Without a doubt, I am forever and irrevocably changed. When I reflect back now on the events that led to my emotional/spiritual transformation, beginning with the grand implosion of my personal life and culminating with the magnificent expansion of my professional career, I can see it all with such amazing clarity. It was only when I finally learned to love and embrace my own fantastically flawed humanity that I was truly able to connect with others in deep and meaningful ways. When I released myself from the emotional burden of my own past mistakes and vulnerabilities and shortcomings, the world seemed much brighter and the future appeared more promising. The guilt, shame and regret I once harbored finally diminished and faded from view. Through the grand implosion and the vast expanse of grief that followed, I emerged on the other side with a solid and unshakable sense of self.
I reflect back now on a pivotal moment when I found myself facing a senior level executive; a man of confidence and poise and years of authority.
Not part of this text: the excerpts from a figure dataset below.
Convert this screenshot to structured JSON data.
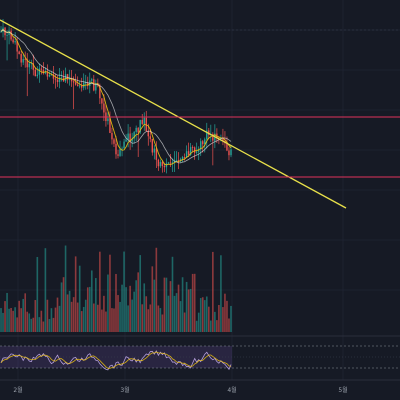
{
  "chart_data": [
    {
      "type": "candlestick",
      "panel": "price",
      "grid": true,
      "colors": {
        "up": "#26a69a",
        "down": "#ef5350",
        "ma_fast": "#f1c40f",
        "ma_slow": "#26a69a",
        "trendline": "#e8e04a",
        "resistance": "#e0325c",
        "support": "#e0325c",
        "background": "#161a25",
        "grid": "#232838"
      },
      "annotations": {
        "trendline": {
          "from": [
            0,
            0.0
          ],
          "to": [
            1,
            1.0
          ],
          "label": ""
        },
        "horizontal_lines": [
          {
            "name": "",
            "level": 0.37
          },
          {
            "name": "",
            "level": 0.73
          }
        ]
      }
    },
    {
      "type": "bar",
      "panel": "volume",
      "label": ""
    },
    {
      "type": "line",
      "panel": "oscillator",
      "bands": {
        "upper": 70,
        "lower": 30
      },
      "range": [
        0,
        100
      ]
    }
  ],
  "x_axis": {
    "ticks": [
      {
        "label": "2월"
      },
      {
        "label": "3월"
      },
      {
        "label": "4월"
      },
      {
        "label": "5월"
      }
    ]
  }
}
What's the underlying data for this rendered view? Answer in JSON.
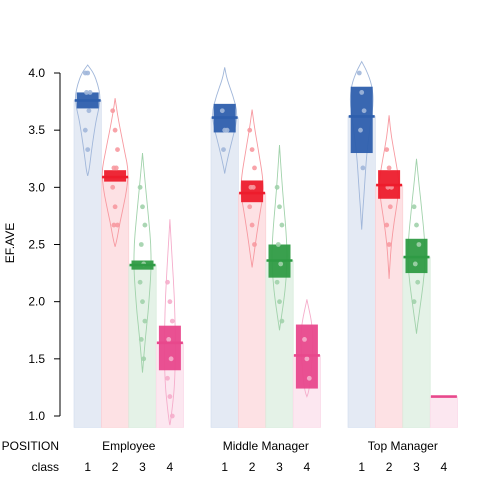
{
  "chart_data": {
    "type": "pirate",
    "ylabel": "EF.AVE",
    "ylim": [
      0.9,
      4.15
    ],
    "yticks": [
      1.0,
      1.5,
      2.0,
      2.5,
      3.0,
      3.5,
      4.0
    ],
    "ytick_labels": [
      "1.0",
      "1.5",
      "2.0",
      "2.5",
      "3.0",
      "3.5",
      "4.0"
    ],
    "row_labels": [
      "POSITION",
      "class"
    ],
    "colors": {
      "1": "#2e5fad",
      "2": "#ed1c2c",
      "3": "#2f9b45",
      "4": "#e8488c"
    },
    "groups": [
      {
        "name": "Employee",
        "classes": [
          {
            "label": "1",
            "mean": 3.76,
            "lower": 3.69,
            "upper": 3.83,
            "violin": [
              [
                4.07,
                0
              ],
              [
                4.0,
                0.42
              ],
              [
                3.9,
                0.72
              ],
              [
                3.8,
                0.9
              ],
              [
                3.7,
                0.82
              ],
              [
                3.6,
                0.62
              ],
              [
                3.45,
                0.42
              ],
              [
                3.3,
                0.25
              ],
              [
                3.15,
                0.1
              ],
              [
                3.1,
                0
              ]
            ],
            "points": [
              4.0,
              4.0,
              3.83,
              3.83,
              3.67,
              3.5,
              3.33
            ]
          },
          {
            "label": "2",
            "mean": 3.09,
            "lower": 3.05,
            "upper": 3.15,
            "violin": [
              [
                3.78,
                0
              ],
              [
                3.65,
                0.15
              ],
              [
                3.5,
                0.38
              ],
              [
                3.3,
                0.7
              ],
              [
                3.15,
                0.95
              ],
              [
                3.0,
                0.86
              ],
              [
                2.85,
                0.62
              ],
              [
                2.7,
                0.36
              ],
              [
                2.55,
                0.14
              ],
              [
                2.48,
                0
              ]
            ],
            "points": [
              3.67,
              3.5,
              3.33,
              3.17,
              3.17,
              3.0,
              2.83,
              2.67,
              2.67
            ]
          },
          {
            "label": "3",
            "mean": 2.32,
            "lower": 2.28,
            "upper": 2.36,
            "violin": [
              [
                3.3,
                0
              ],
              [
                3.1,
                0.14
              ],
              [
                2.9,
                0.3
              ],
              [
                2.7,
                0.46
              ],
              [
                2.5,
                0.6
              ],
              [
                2.3,
                0.62
              ],
              [
                2.1,
                0.52
              ],
              [
                1.9,
                0.4
              ],
              [
                1.7,
                0.22
              ],
              [
                1.5,
                0.08
              ],
              [
                1.38,
                0
              ]
            ],
            "points": [
              3.0,
              2.83,
              2.67,
              2.5,
              2.33,
              2.17,
              2.0,
              1.83,
              1.67,
              1.5
            ]
          },
          {
            "label": "4",
            "mean": 1.64,
            "lower": 1.4,
            "upper": 1.79,
            "violin": [
              [
                2.72,
                0
              ],
              [
                2.5,
                0.1
              ],
              [
                2.2,
                0.25
              ],
              [
                1.9,
                0.36
              ],
              [
                1.6,
                0.4
              ],
              [
                1.3,
                0.35
              ],
              [
                1.1,
                0.2
              ],
              [
                0.95,
                0.05
              ],
              [
                0.92,
                0
              ]
            ],
            "points": [
              2.17,
              2.0,
              1.83,
              1.67,
              1.5,
              1.33,
              1.17,
              1.0
            ]
          }
        ]
      },
      {
        "name": "Middle Manager",
        "classes": [
          {
            "label": "1",
            "mean": 3.61,
            "lower": 3.48,
            "upper": 3.73,
            "violin": [
              [
                4.05,
                0
              ],
              [
                3.95,
                0.15
              ],
              [
                3.8,
                0.6
              ],
              [
                3.65,
                0.92
              ],
              [
                3.5,
                0.72
              ],
              [
                3.35,
                0.4
              ],
              [
                3.2,
                0.12
              ],
              [
                3.12,
                0
              ]
            ],
            "points": [
              3.67,
              3.5,
              3.5,
              3.33
            ]
          },
          {
            "label": "2",
            "mean": 2.95,
            "lower": 2.87,
            "upper": 3.06,
            "violin": [
              [
                3.68,
                0
              ],
              [
                3.5,
                0.2
              ],
              [
                3.3,
                0.48
              ],
              [
                3.1,
                0.75
              ],
              [
                2.95,
                0.82
              ],
              [
                2.8,
                0.6
              ],
              [
                2.6,
                0.34
              ],
              [
                2.4,
                0.12
              ],
              [
                2.3,
                0
              ]
            ],
            "points": [
              3.5,
              3.33,
              3.17,
              3.0,
              3.0,
              2.83,
              2.67,
              2.5
            ]
          },
          {
            "label": "3",
            "mean": 2.36,
            "lower": 2.21,
            "upper": 2.5,
            "violin": [
              [
                3.37,
                0
              ],
              [
                3.1,
                0.14
              ],
              [
                2.85,
                0.3
              ],
              [
                2.6,
                0.48
              ],
              [
                2.4,
                0.55
              ],
              [
                2.2,
                0.48
              ],
              [
                2.0,
                0.3
              ],
              [
                1.85,
                0.12
              ],
              [
                1.75,
                0
              ]
            ],
            "points": [
              3.0,
              2.83,
              2.67,
              2.5,
              2.33,
              2.17,
              2.0,
              1.83
            ]
          },
          {
            "label": "4",
            "mean": 1.53,
            "lower": 1.24,
            "upper": 1.8,
            "violin": [
              [
                2.02,
                0
              ],
              [
                1.95,
                0.12
              ],
              [
                1.85,
                0.3
              ],
              [
                1.7,
                0.45
              ],
              [
                1.5,
                0.38
              ],
              [
                1.3,
                0.25
              ],
              [
                1.2,
                0.1
              ],
              [
                1.17,
                0
              ]
            ],
            "points": [
              1.67,
              1.5,
              1.33
            ]
          }
        ]
      },
      {
        "name": "Top Manager",
        "classes": [
          {
            "label": "1",
            "mean": 3.62,
            "lower": 3.3,
            "upper": 3.88,
            "violin": [
              [
                4.1,
                0
              ],
              [
                4.02,
                0.35
              ],
              [
                3.9,
                0.72
              ],
              [
                3.75,
                0.85
              ],
              [
                3.55,
                0.62
              ],
              [
                3.3,
                0.36
              ],
              [
                3.0,
                0.2
              ],
              [
                2.8,
                0.08
              ],
              [
                2.63,
                0
              ]
            ],
            "points": [
              4.0,
              3.83,
              3.67,
              3.5,
              3.17
            ]
          },
          {
            "label": "2",
            "mean": 3.02,
            "lower": 2.9,
            "upper": 3.15,
            "violin": [
              [
                3.63,
                0
              ],
              [
                3.45,
                0.15
              ],
              [
                3.25,
                0.45
              ],
              [
                3.05,
                0.72
              ],
              [
                2.9,
                0.62
              ],
              [
                2.7,
                0.36
              ],
              [
                2.5,
                0.15
              ],
              [
                2.3,
                0.05
              ],
              [
                2.2,
                0
              ]
            ],
            "points": [
              3.33,
              3.17,
              3.0,
              3.0,
              2.83,
              2.67,
              2.5
            ]
          },
          {
            "label": "3",
            "mean": 2.39,
            "lower": 2.25,
            "upper": 2.55,
            "violin": [
              [
                3.25,
                0
              ],
              [
                3.0,
                0.2
              ],
              [
                2.8,
                0.38
              ],
              [
                2.55,
                0.58
              ],
              [
                2.35,
                0.62
              ],
              [
                2.15,
                0.48
              ],
              [
                1.95,
                0.25
              ],
              [
                1.78,
                0.06
              ],
              [
                1.72,
                0
              ]
            ],
            "points": [
              2.83,
              2.67,
              2.5,
              2.33,
              2.17,
              2.0
            ]
          },
          {
            "label": "4",
            "mean": 1.17,
            "lower": 1.17,
            "upper": 1.17,
            "violin": [],
            "points": []
          }
        ]
      }
    ]
  }
}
He asked me for guidance on how to better connect with his employees; how to truly know them and earn their trust. He longed to use his grief and despair as inspiration for helping others through his personal growth and change. At first, I was stuck inside my head and doubting myself; frantic for some type of logical roadmap or formal response. What if I sound stupid or panic or make a total fool of myself? What if I am not qualified to show him the way? My internal voice of self doubt and fear threatened to paralyze me and lead me astray. In analyzing the situation through the fog of intellect I nearly missed the entire spirit of this important exchange. For as long as I intellectualized the experience and doubted my competence I was completely and totally unavailable to help.
And then I knew I was faced with a choice. I could offer reasonable and logical answers based on the years of education that resulted in my advanced degree. Or, I could roll up my sleeves and prepare to connect. I could sit alongside him instead of rising to the podium. I could reveal my fantastically flawed humanity and display my battle scars with pride. Fortunately, I recognized this in time and in doing so, I transcended the limitations of my own ego. The conversation expanded, the universe applauded and since that moment I have never looked back.
I am convinced that the key to all success in life; the true path to emotional and spiritual wealth; the secret to authentic and unshakable joy; the answer to all of these things is the inner light of kindness and compassion and love. It all starts with self love and acceptance and the courage to be human and it radiates out to the world from there. And so it goes like the wise old expression, when god closes a door he opens a window. Through the tragic and untimely loss of one precious life; through my grand implosion and the grief that followed; through a senior executive’s desire to make a positive difference; I am enlightened and transformed with compassion and love.